Friday, March 20, 2009

Hooray For Molly !


Last Night I Curled Up

With The First Thirty Pages.

Got up This Morning

and Drooled my way thru

Thirty More.

YUM

Can't wait to try "calming" myself on

Banana Bread with Chocolate Chips and Ginger.

What a Delight !

Her Softly Told Stories, Her Wonderful Recipes.

Sharing Her Life.

Sharing Love.


...I started a blog called Orangette, a space where I could store all my recipes and the long-winded tales that spun from them. I named it for one of my favorite chocolate confections — a strip of candied orange peel dipped in dark chocolate — and started to fill it with my favorite people, places, and meals.


I wanted a space to write about food. That's all, really. But what I got was something much better. I got an excuse for long afternoons at the stove, and for tearing through bags of flour and sugar faster than should be allowed by state law. I got a place to tell my stories and a crowd of people who, much to my surprise, seemed eager to listen and share.
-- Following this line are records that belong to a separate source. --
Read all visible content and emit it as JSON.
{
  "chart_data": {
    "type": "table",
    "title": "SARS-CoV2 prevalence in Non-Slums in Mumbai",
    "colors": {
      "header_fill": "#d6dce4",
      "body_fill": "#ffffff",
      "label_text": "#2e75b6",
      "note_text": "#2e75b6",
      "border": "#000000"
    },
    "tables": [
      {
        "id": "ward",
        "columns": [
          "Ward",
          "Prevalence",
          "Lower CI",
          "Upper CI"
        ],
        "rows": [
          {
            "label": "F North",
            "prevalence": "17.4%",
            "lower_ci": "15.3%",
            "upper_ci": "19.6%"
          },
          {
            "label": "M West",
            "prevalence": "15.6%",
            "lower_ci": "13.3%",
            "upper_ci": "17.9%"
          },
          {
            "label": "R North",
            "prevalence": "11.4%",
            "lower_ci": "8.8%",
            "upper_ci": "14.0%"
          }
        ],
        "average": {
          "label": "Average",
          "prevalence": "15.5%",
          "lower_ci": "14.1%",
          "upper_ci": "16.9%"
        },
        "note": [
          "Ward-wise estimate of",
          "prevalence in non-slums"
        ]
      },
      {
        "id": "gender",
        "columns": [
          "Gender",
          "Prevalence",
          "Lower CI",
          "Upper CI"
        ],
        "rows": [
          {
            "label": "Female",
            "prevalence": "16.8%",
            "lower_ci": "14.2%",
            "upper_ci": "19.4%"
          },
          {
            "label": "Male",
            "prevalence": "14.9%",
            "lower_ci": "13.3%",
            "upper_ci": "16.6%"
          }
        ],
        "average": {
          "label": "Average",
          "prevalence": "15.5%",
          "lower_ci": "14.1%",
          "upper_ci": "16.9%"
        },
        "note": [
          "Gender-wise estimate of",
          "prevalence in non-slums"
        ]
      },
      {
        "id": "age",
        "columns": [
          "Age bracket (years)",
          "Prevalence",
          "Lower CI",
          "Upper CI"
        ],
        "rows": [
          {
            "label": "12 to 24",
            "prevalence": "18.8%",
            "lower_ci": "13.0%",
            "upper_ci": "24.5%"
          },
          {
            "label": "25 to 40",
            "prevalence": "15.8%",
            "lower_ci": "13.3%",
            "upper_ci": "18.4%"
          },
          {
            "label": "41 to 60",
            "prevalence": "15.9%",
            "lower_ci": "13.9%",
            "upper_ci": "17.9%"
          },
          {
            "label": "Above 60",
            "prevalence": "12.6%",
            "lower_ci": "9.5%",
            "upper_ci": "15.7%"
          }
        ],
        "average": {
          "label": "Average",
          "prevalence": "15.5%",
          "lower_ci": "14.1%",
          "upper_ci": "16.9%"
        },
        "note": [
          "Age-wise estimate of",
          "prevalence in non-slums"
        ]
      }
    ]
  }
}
What started as a lonely endeavor came to feel like a conversation: a place where like-minded people could swap recipes and dinner plans, a kind of trading post where cakes and chickpeas are perfectly valid currency. I'm not the only one, I learned, who believes that the kitchen, and the food that comes from it, is where everything begins. What started as a simple love for food grew to have a life of its own — and a life that, in turn, has changed mine.


Now, of course, all this is not to say that my kitchen is full of sunshine and puppies and sweet-smelling flowers that never wilt. When I cook, there's often a lot of cursing. I've made soups that tasted like absolutely nothing, as though the flavors had miraculously united to form a perfect zero sum. I once charred a pork loin so thoroughly that it looked like a tree stump after a forest fire. I have eaten my fair share of peanut butter and jelly and two-dollar beans and rice from the taqueria down the street. But I still believe in paying attention to those meals, no matter how fast or frustrating. I believe in what they can show me about the place where I live, about the people around me, and about who I want to be. That, to me, is the "meat" of food. That's what feeds me — why I cook and why I write.


That's why this book is called A Homemade Life. Because, in a sense, that's what we're building — you, me, all of us who like to stir and whisk — in the kitchen and at the table. In the simple acts of cooking and eating, we are creating and continuing the stories that are our lives.